Description: Neural network (NN) techniques have proved successful for many regression problems, in particular for remote sensing; however, uncertainty estimates are rarely provided. In this article, a Bayesian technique to evaluate uncertainties of the NN parameters (i.e., synaptic weights) is first presented. In contrast to more traditional approaches based on point estimation of the NN weights, we assess uncertainties on such estimates to monitor the robustness of the NN model. These theoretical developments are illustrated by applying them to the problem of retrieving surface skin temperature, microwave surface emissivities, and integrated water vapor content from a combined analysis of satellite microwave and infrared observations over land.
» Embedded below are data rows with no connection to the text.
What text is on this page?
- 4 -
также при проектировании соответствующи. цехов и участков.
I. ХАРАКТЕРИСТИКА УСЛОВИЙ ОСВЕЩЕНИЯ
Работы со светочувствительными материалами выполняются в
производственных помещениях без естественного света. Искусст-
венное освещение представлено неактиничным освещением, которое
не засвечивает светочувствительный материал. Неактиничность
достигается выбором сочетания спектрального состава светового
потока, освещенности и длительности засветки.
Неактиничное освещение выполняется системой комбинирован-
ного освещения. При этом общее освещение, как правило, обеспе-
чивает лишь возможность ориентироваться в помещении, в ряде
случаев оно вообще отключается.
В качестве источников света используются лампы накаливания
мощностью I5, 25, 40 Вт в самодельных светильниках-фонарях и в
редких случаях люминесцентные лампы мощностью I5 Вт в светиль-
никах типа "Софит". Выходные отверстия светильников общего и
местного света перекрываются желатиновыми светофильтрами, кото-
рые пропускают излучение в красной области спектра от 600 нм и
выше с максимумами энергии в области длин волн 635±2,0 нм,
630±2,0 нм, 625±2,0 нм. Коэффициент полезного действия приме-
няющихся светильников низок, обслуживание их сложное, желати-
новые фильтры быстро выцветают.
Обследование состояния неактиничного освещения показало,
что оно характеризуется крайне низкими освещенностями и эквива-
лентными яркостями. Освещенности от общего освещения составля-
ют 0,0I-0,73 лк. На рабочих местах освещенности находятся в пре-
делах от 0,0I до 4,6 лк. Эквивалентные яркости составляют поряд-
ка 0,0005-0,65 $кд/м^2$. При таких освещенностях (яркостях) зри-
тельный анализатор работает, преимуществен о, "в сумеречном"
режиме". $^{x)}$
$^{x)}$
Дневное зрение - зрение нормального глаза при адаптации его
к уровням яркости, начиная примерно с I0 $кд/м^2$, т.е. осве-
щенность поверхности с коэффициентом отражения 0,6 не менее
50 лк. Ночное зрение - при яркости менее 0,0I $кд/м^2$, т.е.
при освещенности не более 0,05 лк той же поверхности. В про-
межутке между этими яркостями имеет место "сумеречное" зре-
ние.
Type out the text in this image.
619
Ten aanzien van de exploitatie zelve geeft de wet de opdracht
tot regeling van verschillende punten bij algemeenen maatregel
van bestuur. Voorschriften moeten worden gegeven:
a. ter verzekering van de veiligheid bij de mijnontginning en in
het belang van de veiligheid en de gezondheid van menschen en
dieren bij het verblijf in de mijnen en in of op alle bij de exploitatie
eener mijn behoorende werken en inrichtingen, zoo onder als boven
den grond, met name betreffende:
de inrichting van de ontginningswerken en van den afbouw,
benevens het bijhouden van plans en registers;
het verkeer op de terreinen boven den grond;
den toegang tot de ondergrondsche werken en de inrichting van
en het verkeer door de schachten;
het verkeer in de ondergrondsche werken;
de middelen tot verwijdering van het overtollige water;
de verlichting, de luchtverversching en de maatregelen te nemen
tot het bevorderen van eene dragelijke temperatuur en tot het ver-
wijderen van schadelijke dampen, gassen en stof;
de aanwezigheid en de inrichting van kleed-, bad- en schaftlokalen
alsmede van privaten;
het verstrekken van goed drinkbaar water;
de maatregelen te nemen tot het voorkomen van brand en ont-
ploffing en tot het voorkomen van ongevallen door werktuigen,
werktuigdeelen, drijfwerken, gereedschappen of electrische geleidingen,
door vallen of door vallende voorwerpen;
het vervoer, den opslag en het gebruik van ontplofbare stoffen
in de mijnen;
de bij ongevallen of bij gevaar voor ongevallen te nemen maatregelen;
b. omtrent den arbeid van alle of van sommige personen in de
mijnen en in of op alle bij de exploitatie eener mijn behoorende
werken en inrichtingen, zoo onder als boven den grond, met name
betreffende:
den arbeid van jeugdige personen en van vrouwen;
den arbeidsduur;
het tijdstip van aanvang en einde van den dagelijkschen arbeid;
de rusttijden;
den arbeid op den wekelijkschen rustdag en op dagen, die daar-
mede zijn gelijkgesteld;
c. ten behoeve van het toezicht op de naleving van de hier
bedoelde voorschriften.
The weight uncertainty estimates are then used to compute analytically the uncertainties in the network outputs (i.e., error bars and correlation structure of these errors). Such quantities are very important for evaluating any application of an NN model. The uncertainties on the NN Jacobians are then considered in the third part of this article. Used for regression fitting, NN models can be used effectively to represent highly nonlinear, multivariate functions. In this situation, most emphasis is put on estimating the output errors, but almost no attention has been given to errors associated with the internal structure of the regression model. The complex structure of dependency inside the NN is the essence of the model, and assessing its quality, coherency, and physical character makes all the difference between a blackbox model with small output errors and a reliable, robust, and physically coherent model. Such dependency structures are described to the first order by the NN Jacobians: they indicate the sensitivity of one output with respect to the inputs of the model for given input data. We use a Monte Carlo integration procedure to estimate the robustness of the NN Jacobians. A regularization strategy based on principal component analysis is proposed to suppress the multicollinearities in order to make these Jacobians robust and physically meaningful.